The study of α-arrestins is in its infancy. There are still many unanswered questions about arrestin biology: What are the initial signaling cues that regulate α-arrestin trafficking? How are specific cargo proteins recognized? How does the arrestin-cargo interaction direct a protein cargo to its final destination? Our research employs molecular, biochemical, genetic and advanced microscopy methods to address these fundamental questions about arrestin function in yeast to expand our understanding of GPCR signaling and protein trafficking.

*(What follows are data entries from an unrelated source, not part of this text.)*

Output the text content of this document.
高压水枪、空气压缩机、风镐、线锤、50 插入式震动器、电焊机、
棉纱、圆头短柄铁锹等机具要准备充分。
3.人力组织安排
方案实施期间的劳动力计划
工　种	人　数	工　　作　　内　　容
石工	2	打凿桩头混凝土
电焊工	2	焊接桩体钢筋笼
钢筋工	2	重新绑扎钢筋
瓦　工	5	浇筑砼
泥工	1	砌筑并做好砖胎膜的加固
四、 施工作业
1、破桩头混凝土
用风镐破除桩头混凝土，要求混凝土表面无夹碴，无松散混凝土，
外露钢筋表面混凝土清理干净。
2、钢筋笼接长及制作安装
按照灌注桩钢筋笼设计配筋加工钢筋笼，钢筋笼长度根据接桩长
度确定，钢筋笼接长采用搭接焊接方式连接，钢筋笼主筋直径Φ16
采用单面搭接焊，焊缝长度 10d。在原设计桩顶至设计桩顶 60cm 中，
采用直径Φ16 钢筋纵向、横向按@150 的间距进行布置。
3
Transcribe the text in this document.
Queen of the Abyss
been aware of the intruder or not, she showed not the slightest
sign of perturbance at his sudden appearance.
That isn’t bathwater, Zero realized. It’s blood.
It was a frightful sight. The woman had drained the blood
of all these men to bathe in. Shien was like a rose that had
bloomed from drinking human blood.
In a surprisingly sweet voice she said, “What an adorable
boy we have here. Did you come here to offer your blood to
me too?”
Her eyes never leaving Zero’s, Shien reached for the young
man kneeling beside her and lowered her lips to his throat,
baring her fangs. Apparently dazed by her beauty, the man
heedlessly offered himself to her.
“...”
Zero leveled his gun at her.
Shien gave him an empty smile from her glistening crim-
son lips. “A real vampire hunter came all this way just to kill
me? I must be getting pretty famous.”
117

- David Augustine, Research Technician
- Ray (Wes) Bowman, Graduate Student
- Annette Chiang, Rsearch Associate
- Natalie Hager, Graduate Student
- Karandeep Chera, Undergraduate Researcher
- Joseph Crooks, Undergraduate
- Max Dahlen, Undergraduate
- Sydnie Davis, Undergraduate
- Eric Jordahl, Undergraduate
- Ceara McAtee, Undergraduate Researcher
Dr. Allyson O'Donnell joined the department in 2018. Allyson is also a member of the Center for Protein Conformational Diseases at the University of Pittsburgh ( http://www.proteindiseasecenter.pitt.edu/about-our-center), The Pittsburgh Center for Evolutionary Biology and Medicine (https://www.cebam.pitt.edu/), and the American Society for Cell Biology. Allyson serves as a mentor for the Science Outreach Program at Taylor Allderdice High School.

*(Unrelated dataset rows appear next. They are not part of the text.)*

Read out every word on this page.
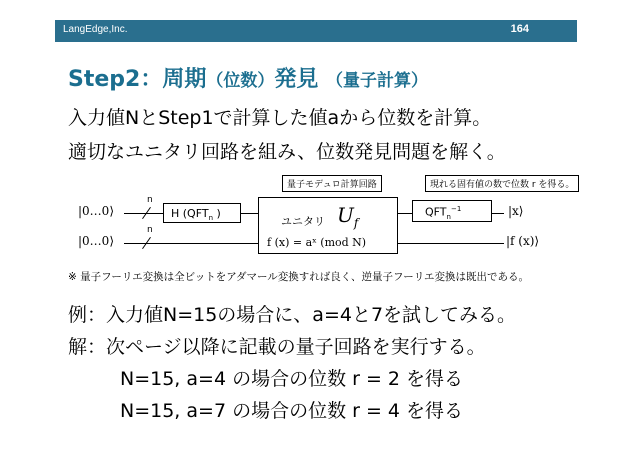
LangEdge,Inc.	164
Step2：周期（位数）発見 （量子計算）
入力値NとStep1で計算した値aから位数を計算。
適切なユニタリ回路を組み、位数発見問題を解く。
量子モデュロ計算回路	現れる固有値の数で位数 r を得る。
|0…0⟩
|0…0⟩
n
n
H ($QFT_n$ )
ユニタリ $U_f$
f (x) = aˣ (mod N)
$QFT_n^{-1}$	|x⟩
|f (x)⟩
※ 量子フーリエ変換は全ビットをアダマール変換すれば良く、逆量子フーリエ変換は既出である。
例：入力値N=15の場合に、a=4と7を試してみる。
解：次ページ以降に記載の量子回路を実行する。
N=15, a=4 の場合の位数 r = 2 を得る
N=15, a=7 の場合の位数 r = 4 を得る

Dr. O'Donnell received her B.S. degree in Biochemistry and M.S. degree in Biology from the University of New Brunswick (Canada). During her Masters’ thesis work she identified genes needed for de novo purine biosynthesis in Drosophila melanogaster and characterized the developmental defects associated with mutations in these genes. Dr. O'Donnell went on to receive her Ph.D. in Biochemistry & Molecular Biology from Dalhousie University (Canada) where she studied the role of the FACT histone chaperone complex in chromatin remodeling.

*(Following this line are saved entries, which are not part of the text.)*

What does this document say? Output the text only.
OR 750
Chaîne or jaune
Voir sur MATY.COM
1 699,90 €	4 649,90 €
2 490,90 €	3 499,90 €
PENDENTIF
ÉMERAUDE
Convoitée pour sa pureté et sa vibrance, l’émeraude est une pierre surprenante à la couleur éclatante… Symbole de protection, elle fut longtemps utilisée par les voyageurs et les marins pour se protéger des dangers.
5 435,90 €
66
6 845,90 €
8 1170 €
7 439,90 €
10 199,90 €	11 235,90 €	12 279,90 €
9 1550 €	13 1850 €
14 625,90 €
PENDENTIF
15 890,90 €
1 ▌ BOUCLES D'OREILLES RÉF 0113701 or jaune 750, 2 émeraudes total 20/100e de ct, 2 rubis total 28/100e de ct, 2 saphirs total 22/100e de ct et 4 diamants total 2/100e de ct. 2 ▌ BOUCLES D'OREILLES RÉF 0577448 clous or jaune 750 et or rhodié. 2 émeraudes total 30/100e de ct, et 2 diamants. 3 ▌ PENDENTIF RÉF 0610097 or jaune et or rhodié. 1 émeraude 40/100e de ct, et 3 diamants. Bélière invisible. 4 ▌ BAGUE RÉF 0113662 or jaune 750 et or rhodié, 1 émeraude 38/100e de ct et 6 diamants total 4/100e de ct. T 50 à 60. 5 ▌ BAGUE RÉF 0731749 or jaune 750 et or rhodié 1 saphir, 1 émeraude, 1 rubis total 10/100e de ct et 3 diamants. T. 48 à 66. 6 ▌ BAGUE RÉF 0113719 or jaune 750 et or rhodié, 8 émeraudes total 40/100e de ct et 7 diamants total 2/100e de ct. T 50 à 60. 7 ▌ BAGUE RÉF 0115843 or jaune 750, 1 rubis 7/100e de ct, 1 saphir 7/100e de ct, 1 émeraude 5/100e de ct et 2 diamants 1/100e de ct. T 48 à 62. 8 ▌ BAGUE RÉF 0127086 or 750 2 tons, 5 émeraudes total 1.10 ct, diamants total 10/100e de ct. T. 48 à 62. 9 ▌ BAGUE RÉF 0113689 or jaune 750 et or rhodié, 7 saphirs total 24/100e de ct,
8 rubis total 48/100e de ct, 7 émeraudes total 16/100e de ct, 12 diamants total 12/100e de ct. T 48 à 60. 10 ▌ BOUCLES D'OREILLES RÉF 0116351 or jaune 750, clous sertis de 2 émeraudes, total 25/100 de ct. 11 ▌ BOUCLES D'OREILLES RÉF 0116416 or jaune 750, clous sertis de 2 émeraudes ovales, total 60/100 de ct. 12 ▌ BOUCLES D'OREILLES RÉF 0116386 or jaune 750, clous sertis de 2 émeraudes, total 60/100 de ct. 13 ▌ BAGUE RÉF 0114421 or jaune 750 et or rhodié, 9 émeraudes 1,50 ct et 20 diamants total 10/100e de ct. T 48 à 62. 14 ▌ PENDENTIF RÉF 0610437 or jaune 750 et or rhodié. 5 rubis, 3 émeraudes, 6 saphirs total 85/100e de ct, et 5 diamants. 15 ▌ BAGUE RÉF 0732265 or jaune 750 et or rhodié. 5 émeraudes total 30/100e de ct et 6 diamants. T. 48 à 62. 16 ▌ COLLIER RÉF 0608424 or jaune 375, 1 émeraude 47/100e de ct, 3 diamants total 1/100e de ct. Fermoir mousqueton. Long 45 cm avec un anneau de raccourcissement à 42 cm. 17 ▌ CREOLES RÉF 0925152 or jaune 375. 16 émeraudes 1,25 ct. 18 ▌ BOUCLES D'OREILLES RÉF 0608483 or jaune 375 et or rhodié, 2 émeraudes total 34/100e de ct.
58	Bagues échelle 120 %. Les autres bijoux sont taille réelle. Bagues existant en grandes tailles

During her post-doctoral research at Stanford University and the University of California, Berkeley Dr. O'Donnell began her research on a previously unstudied class of protein trafficking adaptors, now referred to as the α-arrestins. Her research has shown that α-arrestins regulate trafficking of G-protein coupled receptors, but also operate in unexpected trafficking pathways, including endosomal recycling and clathrin-independent endocytosis. Using Saccharomyces cerevisiae as a model, she has identified α-arrestin interactions with signaling regulators, cargos and vesicle coat proteins, and has begun to define the molecular mechanisms underlying α-arrestin-mediated trafficking. Her research applies insights gained in yeast to target studies on the relatively unstudied mammalian α-arrestins.